Our response: In accordance with this remark we added that (line 104)“. Salt treatment of pea plants during one day did not influence plant growth” and below (lines 130-132)– “The absence of changes in staining for LTP one day after the start of salt-treatment (Figure 2) may be related to the absence morphological changes at this stage.”

“The salt-stress induced growth changes are elucidated considering height. Although this approach could allow evaluating modification rapidly and in a non-invasive assess, it has some restrictions. Since a lot of simple experiments are available to describe mechanisms involved in salt stress responses, authors have to better explain their experimental choice. Indeed, the weight, the leaf areas, etc… measurements, could permit substantial improvement on such analyses and clearly demonstrate an effect of the chosen concentration.”

Our response: In accordance with this remark we added that (lines 106-108) “One week after the start of the treatment, leaf mass was also decreased, but the values were not significantly different from the control due to characteristics variability.”

“The text is concise. Even where they are no manuscript size recommendation, I would encourage authors to both complete and emphasize the new aspect of their work. Namely the study fails to address how the findings relate to previous research in this area, the authors should reference the related literature, especially Pan et al., 2016, Front in Plant Science; Safi et al., 2015, Plant Physiol Biochem, or more recently Gonzales et al BMC, 2017, Genomics, etc... Moreover, results will benefit to be more explained and carefully discussed.”

Our response: Thanks for suggestions. As we mentioned above, we found the publications of Pan et al. [11] and Safi et al [12] and used them for improving Discussion. Examples are listed above. We also found and cited Gonzales (lines 236-237): “The coincidence in the increased level of both ABA and LTP may have another explanation, since LTP family members have been shown to stimulate ABA biosynthesis [37].” Furthermore we included into discussion the reports of Buhtz et al. [29], Chen et al. [32] and Xu et al. [33] (see above).

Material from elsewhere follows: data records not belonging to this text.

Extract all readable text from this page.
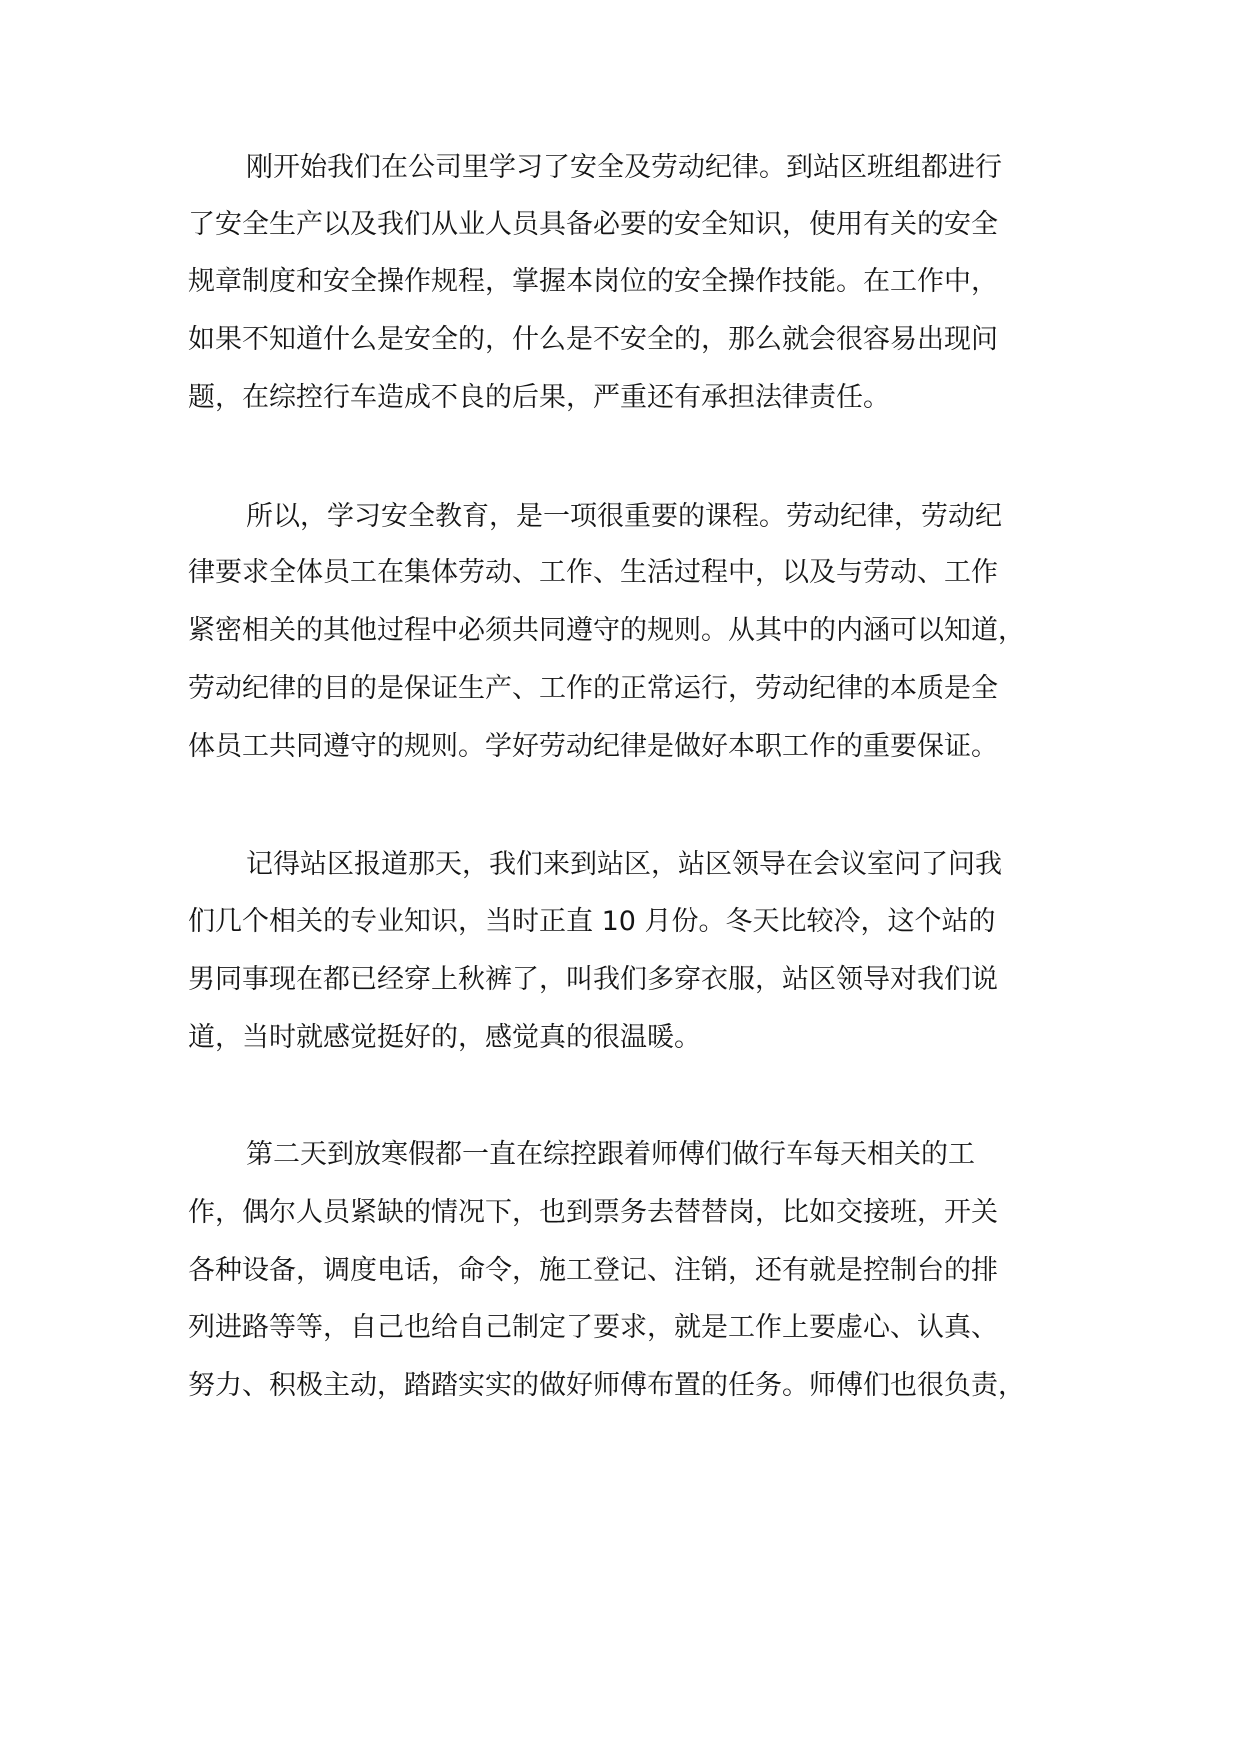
刚开始我们在公司里学习了安全及劳动纪律。到站区班组都进行
了安全生产以及我们从业人员具备必要的安全知识，使用有关的安全
规章制度和安全操作规程，掌握本岗位的安全操作技能。在工作中，
如果不知道什么是安全的，什么是不安全的，那么就会很容易出现问
题，在综控行车造成不良的后果，严重还有承担法律责任。
所以，学习安全教育，是一项很重要的课程。劳动纪律，劳动纪
律要求全体员工在集体劳动、工作、生活过程中，以及与劳动、工作
紧密相关的其他过程中必须共同遵守的规则。从其中的内涵可以知道，
劳动纪律的目的是保证生产、工作的正常运行，劳动纪律的本质是全
体员工共同遵守的规则。学好劳动纪律是做好本职工作的重要保证。
记得站区报道那天，我们来到站区，站区领导在会议室问了问我
们几个相关的专业知识，当时正直 10 月份。冬天比较冷，这个站的
男同事现在都已经穿上秋裤了，叫我们多穿衣服，站区领导对我们说
道，当时就感觉挺好的，感觉真的很温暖。
第二天到放寒假都一直在综控跟着师傅们做行车每天相关的工
作，偶尔人员紧缺的情况下，也到票务去替替岗，比如交接班，开关
各种设备，调度电话，命令，施工登记、注销，还有就是控制台的排
列进路等等，自己也给自己制定了要求，就是工作上要虚心、认真、
努力、积极主动，踏踏实实的做好师傅布置的任务。师傅们也很负责，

“Minor typing errors could be corrected. For example, write in italic type Latin names (line 35 and 57). Concentration of NaCl (50 mM) is sometimes considered as low (in the text)- or middle (in abstract)- salt stress.”

Our response: We corrected Latin names in Italic type and described 50 mM NaCl as mild stress throughout the text

Reviewer 2 Report

The manuscript details an immunohistological approach to investigate the tissue localisation of LTPs and the plant hormone ABA in the roots of pea plants exposed to salt stress, relative to a control. The results of these experiments are correlated with the observed distribution of suberin, as revealed by Sudan III staining.

The manuscript appears concise and well presented, providing visual data to describe the observed experimental results. The manuscript adds new information to address the postulated linkage between the direct influence of ABA on LTPs in plant roots during stress responses of pea plants.

Author Response

We are most grateful to the reviewer, who liked our work and did not find any flaws in it.

Round 2

Reviewer 1 Report

I would thank authors taking into account my remarks. I just have now a minor typing error; in figure 1, “en” should be “end”.